After the shellacking and suffering in the cold of last week down in Hythe, the sunshine in West Wickham brought with it renewed optimism and opportunity for the Kent Ramblas in their first home game of the season.

Not only were the conditions changed, the home side’s line-up also had a different complexion, with Tom Danks, Peter Ford and Ian Dacre out for a variety of reasons. In their place came the familiar faces of Geoff Parrett, Howard Hardy-King and Ash Harriss, as the Locksbottom captain won the toss and opted to bat first.

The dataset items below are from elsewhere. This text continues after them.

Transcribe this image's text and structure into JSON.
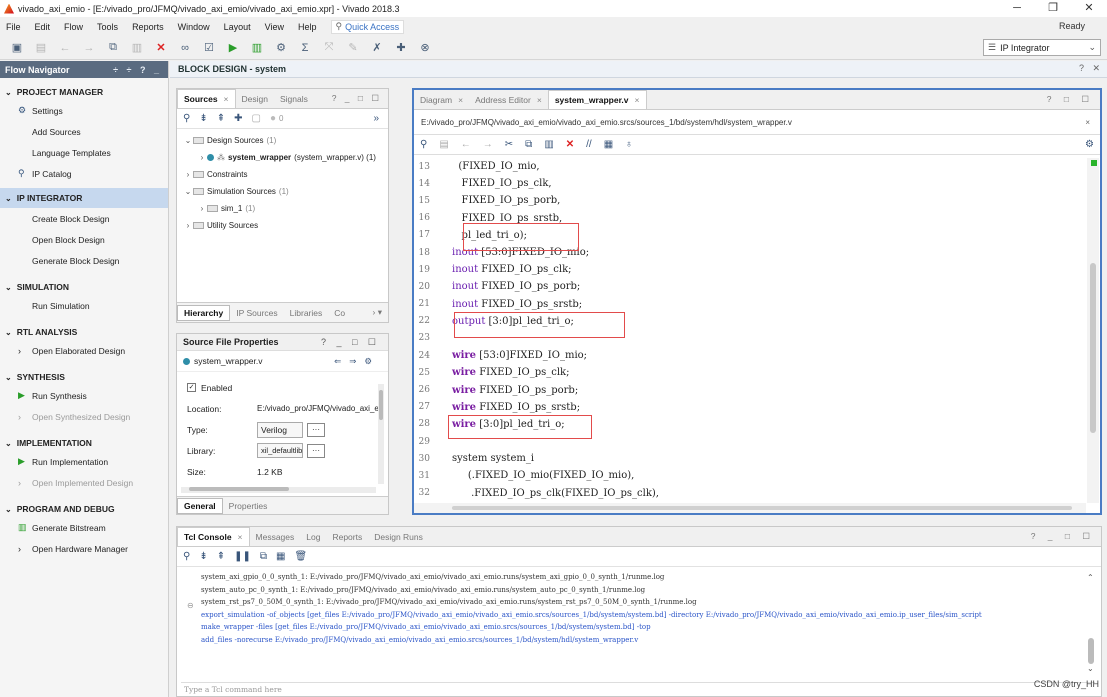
{
  "window": {
    "title": "vivado_axi_emio - [E:/vivado_pro/JFMQ/vivado_axi_emio/vivado_axi_emio.xpr] - Vivado 2018.3",
    "controls": [
      "─",
      "❐",
      "✕"
    ]
  },
  "menu": {
    "items": [
      "File",
      "Edit",
      "Flow",
      "Tools",
      "Reports",
      "Window",
      "Layout",
      "View",
      "Help"
    ],
    "quick_access": "Quick Access",
    "status": "Ready"
  },
  "toolbar": {
    "layout_select": "IP Integrator"
  },
  "flow_navigator": {
    "title": "Flow Navigator",
    "header_controls": "÷ ÷ ? _",
    "sections": [
      {
        "label": "PROJECT MANAGER",
        "items": [
          "Settings",
          "Add Sources",
          "Language Templates",
          "IP Catalog"
        ]
      },
      {
        "label": "IP INTEGRATOR",
        "items": [
          "Create Block Design",
          "Open Block Design",
          "Generate Block Design"
        ]
      },
      {
        "label": "SIMULATION",
        "items": [
          "Run Simulation"
        ]
      },
      {
        "label": "RTL ANALYSIS",
        "items": [
          "Open Elaborated Design"
        ]
      },
      {
        "label": "SYNTHESIS",
        "items": [
          "Run Synthesis",
          "Open Synthesized Design"
        ]
      },
      {
        "label": "IMPLEMENTATION",
        "items": [
          "Run Implementation",
          "Open Implemented Design"
        ]
      },
      {
        "label": "PROGRAM AND DEBUG",
        "items": [
          "Generate Bitstream",
          "Open Hardware Manager"
        ]
      }
    ]
  },
  "block_design": {
    "title": "BLOCK DESIGN - system",
    "controls": "? ✕"
  },
  "sources": {
    "tabs": [
      "Sources",
      "Design",
      "Signals"
    ],
    "tab_controls": "? _ □ ☐",
    "badge": "0",
    "tree": {
      "design_sources": "Design Sources",
      "design_sources_count": "(1)",
      "top_name": "system_wrapper",
      "top_detail": "(system_wrapper.v) (1)",
      "constraints": "Constraints",
      "sim_sources": "Simulation Sources",
      "sim_sources_count": "(1)",
      "sim1": "sim_1",
      "sim1_count": "(1)",
      "utility": "Utility Sources"
    },
    "bottom_tabs": [
      "Hierarchy",
      "IP Sources",
      "Libraries",
      "Co"
    ]
  },
  "properties": {
    "title": "Source File Properties",
    "controls": "? _ □ ☐",
    "file": "system_wrapper.v",
    "enabled_label": "Enabled",
    "rows": [
      {
        "label": "Location:",
        "value": "E:/vivado_pro/JFMQ/vivado_axi_e"
      },
      {
        "label": "Type:",
        "value": "Verilog"
      },
      {
        "label": "Library:",
        "value": "xil_defaultlib"
      },
      {
        "label": "Size:",
        "value": "1.2 KB"
      }
    ],
    "tabs": [
      "General",
      "Properties"
    ]
  },
  "editor": {
    "tabs": [
      "Diagram",
      "Address Editor",
      "system_wrapper.v"
    ],
    "controls": "? □ ☐",
    "path": "E:/vivado_pro/JFMQ/vivado_axi_emio/vivado_axi_emio.srcs/sources_1/bd/system/hdl/system_wrapper.v",
    "lines": [
      {
        "n": "13",
        "kw": "",
        "text": "  (FIXED_IO_mio,"
      },
      {
        "n": "14",
        "kw": "",
        "text": "   FIXED_IO_ps_clk,"
      },
      {
        "n": "15",
        "kw": "",
        "text": "   FIXED_IO_ps_porb,"
      },
      {
        "n": "16",
        "kw": "",
        "text": "   FIXED_IO_ps_srstb,"
      },
      {
        "n": "17",
        "kw": "",
        "text": "   pl_led_tri_o);"
      },
      {
        "n": "18",
        "kw": "inout",
        "text": " [53:0]FIXED_IO_mio;"
      },
      {
        "n": "19",
        "kw": "inout",
        "text": " FIXED_IO_ps_clk;"
      },
      {
        "n": "20",
        "kw": "inout",
        "text": " FIXED_IO_ps_porb;"
      },
      {
        "n": "21",
        "kw": "inout",
        "text": " FIXED_IO_ps_srstb;"
      },
      {
        "n": "22",
        "kw": "output",
        "text": " [3:0]pl_led_tri_o;"
      },
      {
        "n": "23",
        "kw": "",
        "text": ""
      },
      {
        "n": "24",
        "kw": "wire",
        "text": " [53:0]FIXED_IO_mio;"
      },
      {
        "n": "25",
        "kw": "wire",
        "text": " FIXED_IO_ps_clk;"
      },
      {
        "n": "26",
        "kw": "wire",
        "text": " FIXED_IO_ps_porb;"
      },
      {
        "n": "27",
        "kw": "wire",
        "text": " FIXED_IO_ps_srstb;"
      },
      {
        "n": "28",
        "kw": "wire",
        "text": " [3:0]pl_led_tri_o;"
      },
      {
        "n": "29",
        "kw": "",
        "text": ""
      },
      {
        "n": "30",
        "kw": "",
        "text": "system system_i"
      },
      {
        "n": "31",
        "kw": "",
        "text": "     (.FIXED_IO_mio(FIXED_IO_mio),"
      },
      {
        "n": "32",
        "kw": "",
        "text": "      .FIXED_IO_ps_clk(FIXED_IO_ps_clk),"
      }
    ]
  },
  "tcl": {
    "tabs": [
      "Tcl Console",
      "Messages",
      "Log",
      "Reports",
      "Design Runs"
    ],
    "controls": "? _ □ ☐",
    "lines": [
      {
        "color": "blk",
        "text": "system_axi_gpio_0_0_synth_1: E:/vivado_pro/JFMQ/vivado_axi_emio/vivado_axi_emio.runs/system_axi_gpio_0_0_synth_1/runme.log"
      },
      {
        "color": "blk",
        "text": "system_auto_pc_0_synth_1: E:/vivado_pro/JFMQ/vivado_axi_emio/vivado_axi_emio.runs/system_auto_pc_0_synth_1/runme.log"
      },
      {
        "color": "blk",
        "text": "system_rst_ps7_0_50M_0_synth_1: E:/vivado_pro/JFMQ/vivado_axi_emio/vivado_axi_emio.runs/system_rst_ps7_0_50M_0_synth_1/runme.log"
      },
      {
        "color": "blue",
        "text": "export_simulation -of_objects [get_files E:/vivado_pro/JFMQ/vivado_axi_emio/vivado_axi_emio.srcs/sources_1/bd/system/system.bd] -directory E:/vivado_pro/JFMQ/vivado_axi_emio/vivado_axi_emio.ip_user_files/sim_script"
      },
      {
        "color": "blue",
        "text": "make_wrapper -files [get_files E:/vivado_pro/JFMQ/vivado_axi_emio/vivado_axi_emio.srcs/sources_1/bd/system/system.bd] -top"
      },
      {
        "color": "blue",
        "text": "add_files -norecurse E:/vivado_pro/JFMQ/vivado_axi_emio/vivado_axi_emio.srcs/sources_1/bd/system/hdl/system_wrapper.v"
      }
    ],
    "input_placeholder": "Type a Tcl command here"
  },
  "watermark": "CSDN @try_HH"
}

Opening up from the Tennis Courts End, Alex Danks was looking more like his old self, with his pace flummoxing batsman and wicketkeeper alike on occasion. His partner in crime for the first stages was Steve Fitch who was again in delightfully miserly form, beginning with a maiden and then in his second over, the visitors’ batsmen took an ill-advised single on a leg glance that the on-rushing A. Danks swooped upon and with an aesthetically-pleasing under arm strike ran the batter out with a direct hit.

The opening bowlers continued to crank up the pressure, as the run rate stalled, before Fitch got a well-deserved wicket thanks to a smart catch by the back-tracking Harriss at slip. After nine overs, the hosts had stifled the Locksbottom batters. However, the next partnership proved much more stubborn, with lusty leg-side play proving profitable against a mixed bag of bowling.

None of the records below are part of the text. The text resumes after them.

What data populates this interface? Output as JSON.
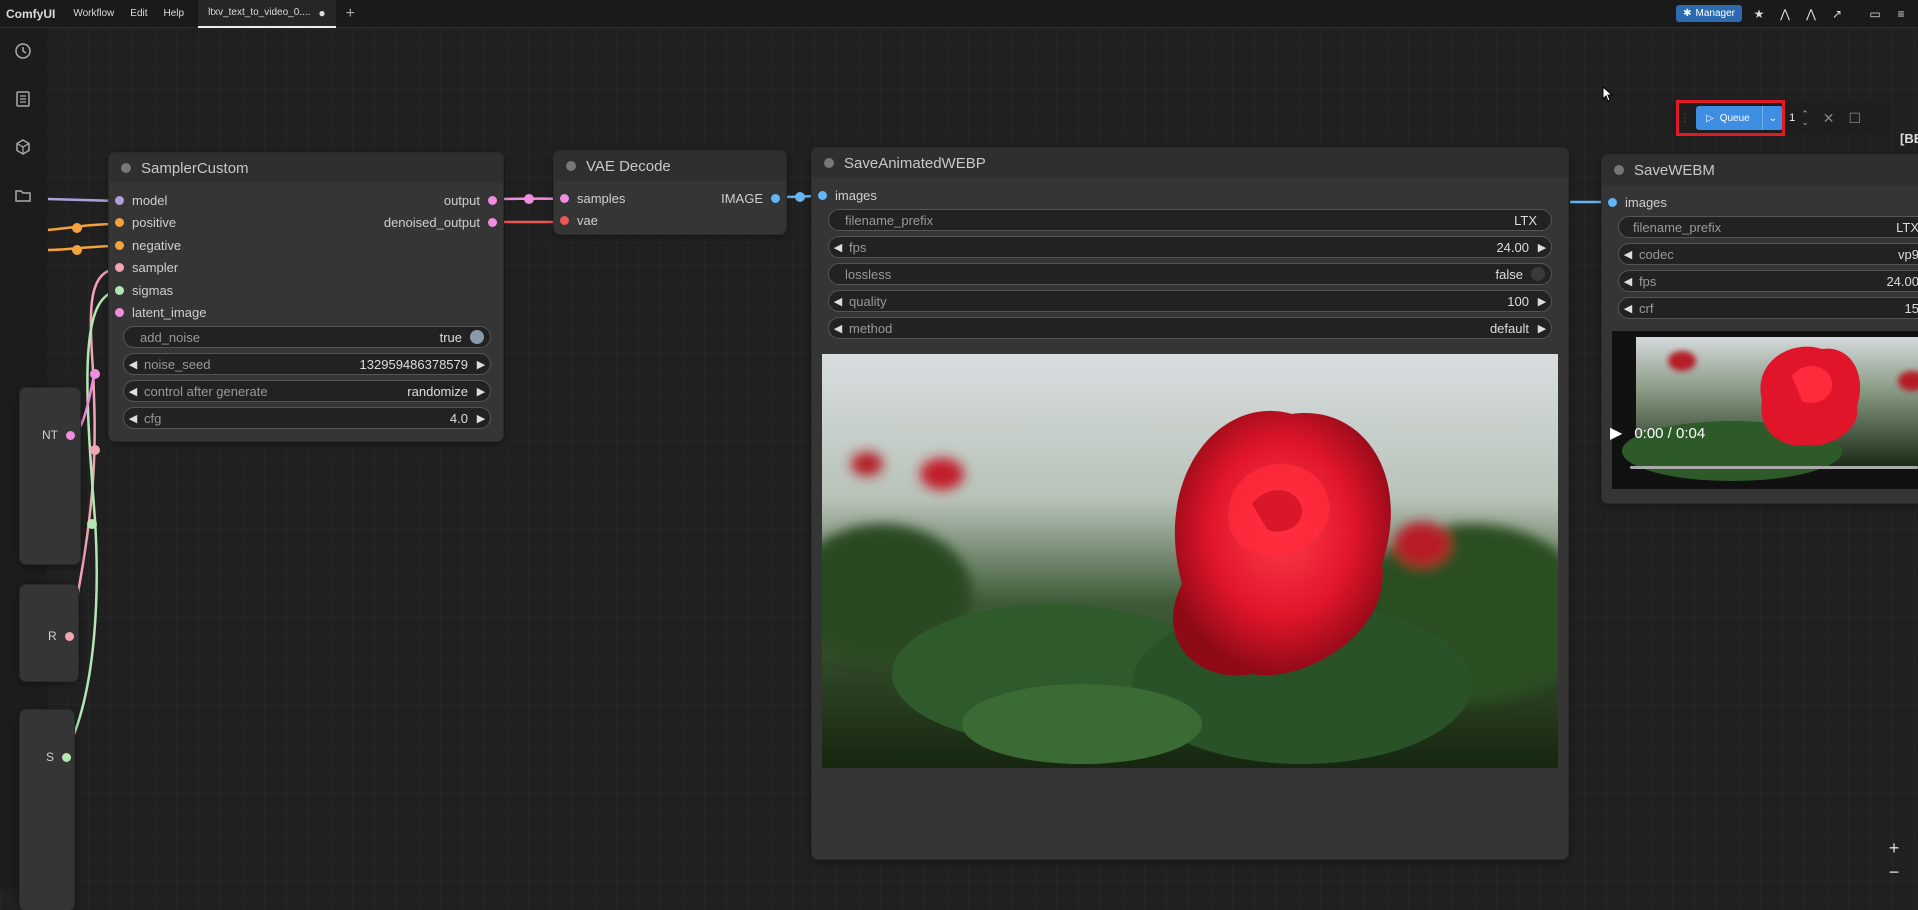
{
  "app": {
    "name": "ComfyUI"
  },
  "menu": [
    {
      "label": "Workflow"
    },
    {
      "label": "Edit"
    },
    {
      "label": "Help"
    }
  ],
  "tab": {
    "label": "ltxv_text_to_video_0....",
    "modified_marker": "●"
  },
  "toolbar": {
    "manager_label": "Manager"
  },
  "queue": {
    "label": "Queue",
    "count": "1"
  },
  "left_stub": {
    "label_a": "NT",
    "label_b": "R",
    "label_c": "S"
  },
  "nodes": {
    "sampler_custom": {
      "title": "SamplerCustom",
      "inputs": [
        {
          "label": "model",
          "color": "#b39ddb"
        },
        {
          "label": "positive",
          "color": "#f4a23c"
        },
        {
          "label": "negative",
          "color": "#f4a23c"
        },
        {
          "label": "sampler",
          "color": "#f2a4b4"
        },
        {
          "label": "sigmas",
          "color": "#b4e7b4"
        },
        {
          "label": "latent_image",
          "color": "#f08ddf"
        }
      ],
      "outputs": [
        {
          "label": "output",
          "color": "#f08ddf"
        },
        {
          "label": "denoised_output",
          "color": "#f08ddf"
        }
      ],
      "widgets": {
        "add_noise": {
          "label": "add_noise",
          "value": "true"
        },
        "noise_seed": {
          "label": "noise_seed",
          "value": "132959486378579"
        },
        "control": {
          "label": "control after generate",
          "value": "randomize"
        },
        "cfg": {
          "label": "cfg",
          "value": "4.0"
        }
      }
    },
    "vae_decode": {
      "title": "VAE Decode",
      "inputs": [
        {
          "label": "samples",
          "color": "#f08ddf"
        },
        {
          "label": "vae",
          "color": "#ee5555"
        }
      ],
      "output": {
        "label": "IMAGE",
        "color": "#64b5f6"
      }
    },
    "save_webp": {
      "title": "SaveAnimatedWEBP",
      "input": {
        "label": "images",
        "color": "#64b5f6"
      },
      "widgets": {
        "filename_prefix": {
          "label": "filename_prefix",
          "value": "LTX"
        },
        "fps": {
          "label": "fps",
          "value": "24.00"
        },
        "lossless": {
          "label": "lossless",
          "value": "false"
        },
        "quality": {
          "label": "quality",
          "value": "100"
        },
        "method": {
          "label": "method",
          "value": "default"
        }
      }
    },
    "save_webm": {
      "title": "SaveWEBM",
      "input": {
        "label": "images",
        "color": "#64b5f6"
      },
      "widgets": {
        "filename_prefix": {
          "label": "filename_prefix",
          "value": "LTX"
        },
        "codec": {
          "label": "codec",
          "value": "vp9"
        },
        "fps": {
          "label": "fps",
          "value": "24.00"
        },
        "crf": {
          "label": "crf",
          "value": "15"
        }
      },
      "video": {
        "time": "0:00 / 0:04"
      }
    }
  },
  "corner_text": "[BE"
}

Mark Loughlin and Hardy-King, though, were unlucky not to get among the wickets in this spell; the latter seeing a tough chance go down and the former firmly on the money. It began the first of a few swings of the pendulum, as the visitors got back to a scoring rate that dragged them back into the game. With drinks approaching, Skipper Stocks turned to Chris Thomas and last week’s hero, Doug Danks.

Another tough chance went down off of Thomas (with the ball going for six to rub insult into injury), but he broke a threatening partnership as the big-hitting batsman top-edged one that was comfortably caught by ‘keeper Sam Ford.

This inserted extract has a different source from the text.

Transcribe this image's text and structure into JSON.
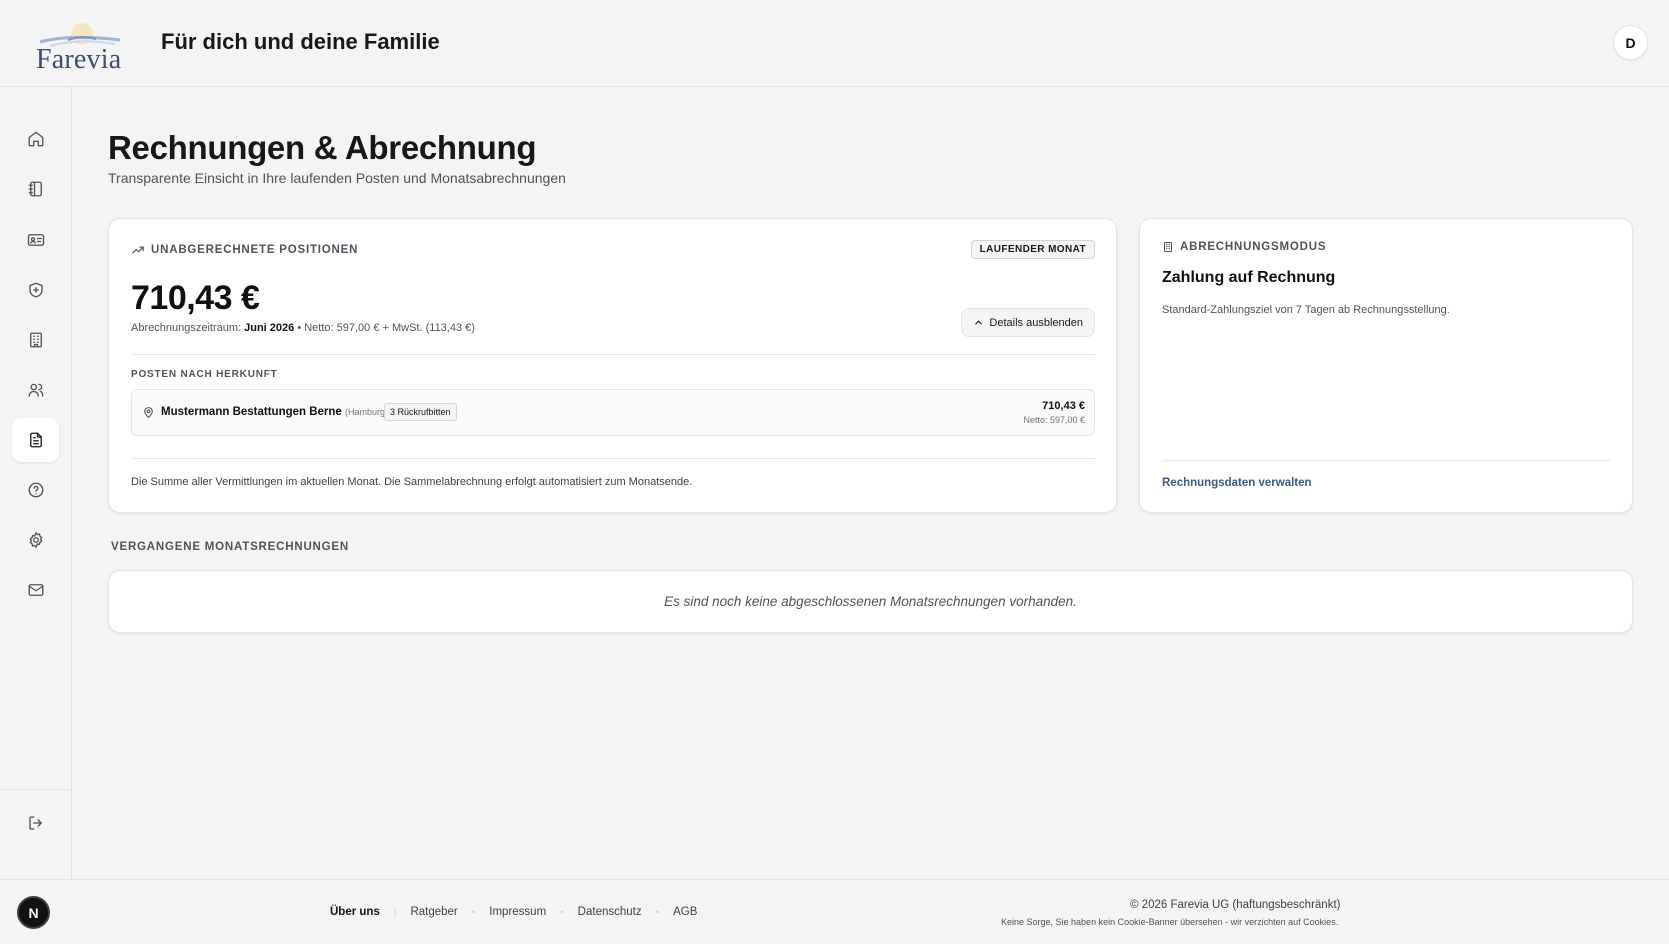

At the other end, D. Danks was initially struggling to find his rhythm, but it’s impossible to keep that man out of the limelight so far this season, bowling the half century-making opener for his fourth wicket of the season with one that skidded on. Next, the now obligatory vociferous LBW appeal from Thomas – in conjunction with Ford – proved convincing enough for the bowler to claim his second of the day.

Those inroads had the Ramblas in a promising position, as they found themselves deep in the Locksbottom middle order. Alas, regular readers will know that it’s never plain-sailing for the Ramblas, and some monstrous hits from the visitors’ No.6 suddenly saw his side race above the 150 mark and towards a challenging total.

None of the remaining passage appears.